Douceur et chaleur caractérisent le style de Claude K. Dubois, dont Les mots doux et L’ile aux câlins réalisés avec Carl Norac, chez Pastel, ont rencontré un succès international. Les énormes bajoues de Lola hamster gonflées au point d’éclater sous la pression des “ mots doux ” trop longtemps retenus ont marqué bien des imaginations

 

Jean Maubille, adepte des couleurs vives en aplat, invite à une lecture joyeuse qui sollicite parfois la main, tandis que la phrase rythmée s’envole et rigole comme une comptine.

 

Le quotidien de l’enfant, ses rêves comme ses inquiétudes, passionnent  Catherine Pineur et Emile Jadoul dont les créations sont parfois malicieuses. Eux aussi ont choisi pour héros des animaux sympas dans lesquels les enfants se reconnaissent avec plaisir.

 

Jeanne Ashbé, auteure-illustratrice de plusieurs dizaines d’albums, préfère mettre en scène le bébé lui-même. Et pour ce faire, elle ne cesse de l’observer en famille, en crèche, dans son bain, dans ses jeux, dans son sommeil, dans sa relation avec les autres bébés. Logopède de formation, attentive au développement du langage et à l’émergence de la pensée, elle n’a cessé de réfléchir aux interactions entre l’adulte et l’enfant, entre l’enfant et le livre ; entre une image et un texte chantant. Les albums de Jean Maubille, Emile Jadoul, Catherine Pineur et Jeanne Ashbé paraissent régulièrement chez Pastel qui édite également la série Poka et Mine de Kitty Crowther imaginée pour les petits en train de grandir : des albums qui prennent le contrepied des idées reçues.

 

Annette Tamarkin a également conquis le public des tout-petits. Sont particulièrement appréciés les albums qu’elle a publiés aux éditions les Grandes Personnes avec lesquels les plus jeunes peuvent s’adonner aux joies de la manipulation de livres-objets.

 

Tout récemment, seule, ou avec la complicité de John Pan, Anne Crahay a multiplié d’amusants tout cartons à « lire » ou à « bruiter » dès un ou deux ans.
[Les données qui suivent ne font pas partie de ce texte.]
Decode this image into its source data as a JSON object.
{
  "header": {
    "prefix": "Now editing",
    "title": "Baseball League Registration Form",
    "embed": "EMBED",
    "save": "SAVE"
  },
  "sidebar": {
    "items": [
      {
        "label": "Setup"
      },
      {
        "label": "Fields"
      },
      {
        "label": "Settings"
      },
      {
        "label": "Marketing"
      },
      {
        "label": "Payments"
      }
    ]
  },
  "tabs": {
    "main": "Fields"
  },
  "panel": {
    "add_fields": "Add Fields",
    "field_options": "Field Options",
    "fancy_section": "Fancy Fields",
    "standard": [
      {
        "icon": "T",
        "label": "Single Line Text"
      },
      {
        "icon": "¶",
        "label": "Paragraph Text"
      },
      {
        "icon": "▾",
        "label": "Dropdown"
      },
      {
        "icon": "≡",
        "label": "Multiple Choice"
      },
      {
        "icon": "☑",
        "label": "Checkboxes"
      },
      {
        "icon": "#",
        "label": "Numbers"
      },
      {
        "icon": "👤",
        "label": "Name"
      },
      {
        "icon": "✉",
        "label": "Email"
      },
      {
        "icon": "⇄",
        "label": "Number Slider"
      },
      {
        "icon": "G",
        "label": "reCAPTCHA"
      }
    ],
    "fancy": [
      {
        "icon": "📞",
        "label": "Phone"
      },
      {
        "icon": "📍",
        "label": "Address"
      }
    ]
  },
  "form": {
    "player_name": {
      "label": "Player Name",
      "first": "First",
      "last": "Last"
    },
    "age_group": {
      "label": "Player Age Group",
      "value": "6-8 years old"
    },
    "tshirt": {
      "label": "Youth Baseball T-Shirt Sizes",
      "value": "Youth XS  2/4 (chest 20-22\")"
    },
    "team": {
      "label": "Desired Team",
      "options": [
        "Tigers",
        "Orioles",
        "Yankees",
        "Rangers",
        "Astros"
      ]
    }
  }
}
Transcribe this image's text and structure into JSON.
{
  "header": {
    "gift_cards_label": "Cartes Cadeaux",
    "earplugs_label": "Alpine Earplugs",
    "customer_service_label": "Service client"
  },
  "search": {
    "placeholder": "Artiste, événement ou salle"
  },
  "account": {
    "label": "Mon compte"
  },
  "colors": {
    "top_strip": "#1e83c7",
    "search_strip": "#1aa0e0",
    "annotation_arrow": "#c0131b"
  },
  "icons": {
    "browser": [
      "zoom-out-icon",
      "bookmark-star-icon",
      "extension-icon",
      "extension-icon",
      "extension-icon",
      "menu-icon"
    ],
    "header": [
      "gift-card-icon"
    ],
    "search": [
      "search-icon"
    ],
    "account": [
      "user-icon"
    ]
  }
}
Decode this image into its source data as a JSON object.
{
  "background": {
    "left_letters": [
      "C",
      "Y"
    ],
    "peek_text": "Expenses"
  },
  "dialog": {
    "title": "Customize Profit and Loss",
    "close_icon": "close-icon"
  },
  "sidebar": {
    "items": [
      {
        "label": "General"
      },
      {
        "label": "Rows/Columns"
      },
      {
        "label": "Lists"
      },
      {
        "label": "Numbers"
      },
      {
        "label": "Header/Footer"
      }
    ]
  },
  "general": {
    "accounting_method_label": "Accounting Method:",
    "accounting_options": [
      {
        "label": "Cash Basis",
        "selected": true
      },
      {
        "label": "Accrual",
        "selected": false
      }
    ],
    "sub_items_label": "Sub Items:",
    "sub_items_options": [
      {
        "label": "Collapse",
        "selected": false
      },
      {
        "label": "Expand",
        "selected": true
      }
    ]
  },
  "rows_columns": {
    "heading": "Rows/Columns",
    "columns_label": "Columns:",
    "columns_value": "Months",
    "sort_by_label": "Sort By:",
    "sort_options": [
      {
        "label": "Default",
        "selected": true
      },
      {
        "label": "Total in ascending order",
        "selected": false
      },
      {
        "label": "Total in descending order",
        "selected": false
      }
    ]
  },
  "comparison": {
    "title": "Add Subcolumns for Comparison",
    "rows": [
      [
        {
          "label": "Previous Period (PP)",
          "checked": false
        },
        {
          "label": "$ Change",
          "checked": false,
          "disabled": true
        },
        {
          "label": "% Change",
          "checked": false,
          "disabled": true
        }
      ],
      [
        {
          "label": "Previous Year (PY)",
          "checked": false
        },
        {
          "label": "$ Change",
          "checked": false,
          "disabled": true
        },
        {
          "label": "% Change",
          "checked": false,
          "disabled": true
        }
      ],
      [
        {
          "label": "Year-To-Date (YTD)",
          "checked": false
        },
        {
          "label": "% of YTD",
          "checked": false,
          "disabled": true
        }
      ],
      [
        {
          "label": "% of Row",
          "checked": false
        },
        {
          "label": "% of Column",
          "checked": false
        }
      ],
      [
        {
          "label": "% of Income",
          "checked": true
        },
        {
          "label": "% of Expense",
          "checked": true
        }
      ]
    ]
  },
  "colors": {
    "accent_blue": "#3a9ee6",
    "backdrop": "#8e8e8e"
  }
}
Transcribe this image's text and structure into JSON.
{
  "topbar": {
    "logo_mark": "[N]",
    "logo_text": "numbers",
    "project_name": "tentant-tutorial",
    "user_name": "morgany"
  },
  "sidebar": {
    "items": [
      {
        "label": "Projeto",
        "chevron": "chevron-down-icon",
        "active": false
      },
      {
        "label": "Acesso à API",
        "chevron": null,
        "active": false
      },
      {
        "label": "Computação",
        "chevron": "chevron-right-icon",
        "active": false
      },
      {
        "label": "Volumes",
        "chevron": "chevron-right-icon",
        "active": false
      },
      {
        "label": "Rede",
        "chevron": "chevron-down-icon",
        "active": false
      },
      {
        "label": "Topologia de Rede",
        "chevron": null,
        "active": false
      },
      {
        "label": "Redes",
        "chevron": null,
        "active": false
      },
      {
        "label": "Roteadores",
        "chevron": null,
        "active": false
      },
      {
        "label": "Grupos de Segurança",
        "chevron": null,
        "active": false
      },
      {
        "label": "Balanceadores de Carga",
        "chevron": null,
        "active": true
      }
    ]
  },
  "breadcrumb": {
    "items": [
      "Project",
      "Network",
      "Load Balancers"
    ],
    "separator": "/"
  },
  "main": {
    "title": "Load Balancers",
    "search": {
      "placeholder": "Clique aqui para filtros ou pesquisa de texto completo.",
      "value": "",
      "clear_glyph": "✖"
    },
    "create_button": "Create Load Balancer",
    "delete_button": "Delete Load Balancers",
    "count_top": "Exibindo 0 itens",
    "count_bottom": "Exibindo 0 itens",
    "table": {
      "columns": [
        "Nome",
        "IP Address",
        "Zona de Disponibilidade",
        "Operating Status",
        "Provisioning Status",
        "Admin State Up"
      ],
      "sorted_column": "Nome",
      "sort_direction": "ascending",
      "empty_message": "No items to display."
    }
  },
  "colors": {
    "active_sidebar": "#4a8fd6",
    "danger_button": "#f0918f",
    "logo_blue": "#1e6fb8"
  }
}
Quelques-uns, comme Miam, Chuuut sont parus à L’élan vert, d’autres chez Albin Michel, comme Au dodo, Guili guili

 

Quand la poésie est mise en image

 

Pendant près de trente ans, dès 1990, les aquarelles en finesse et légèreté de Gabriel Lefebvre ont imagé la poésie, celle d’Arthur Rimbaud, de Jacques Prévert, de Paul Eluard, de Jean-Baptiste Baronian, mais surtout celle de Pierre Coran, dans de nombreux recueils parus chez d’abord Hachette, ensuite chez Casterman et à la Renaissance du livre où il a illustré, en outre, un recueil de poèmes de Maurice Carême. Autre titre de gloire pour Gabriel Lefebvre, sa collaboration à un récit surprenant de Raoul Vaneigem, l’auteur du Traité de savoir-vivre à l’usage des jeunes générations. Le Cueilleur de mots a été publié en 2014 aux éditions Atlande, parallèlement au Traité des fées que Fernand Dumont, l’une des grandes figures du surréalisme belge, avait écrit en 1942. Les illustrations aériennes de Gabriel Lefebvre y font merveille.

 

Une artiste d’exception : Gabrielle Vincent

 

Gabrielle Vincent est une figure marquante de l’album en Fédération Wallonie-Bruxelles. Son premier titre, Le Petit Ange à Bruxelles, parait en 1970. C’est en quelque sorte un éloge de l’insoumission, en même temps qu’un regard désabusé sur le paradis où l’on enferme derrière les barreaux les petits anges désobéissants.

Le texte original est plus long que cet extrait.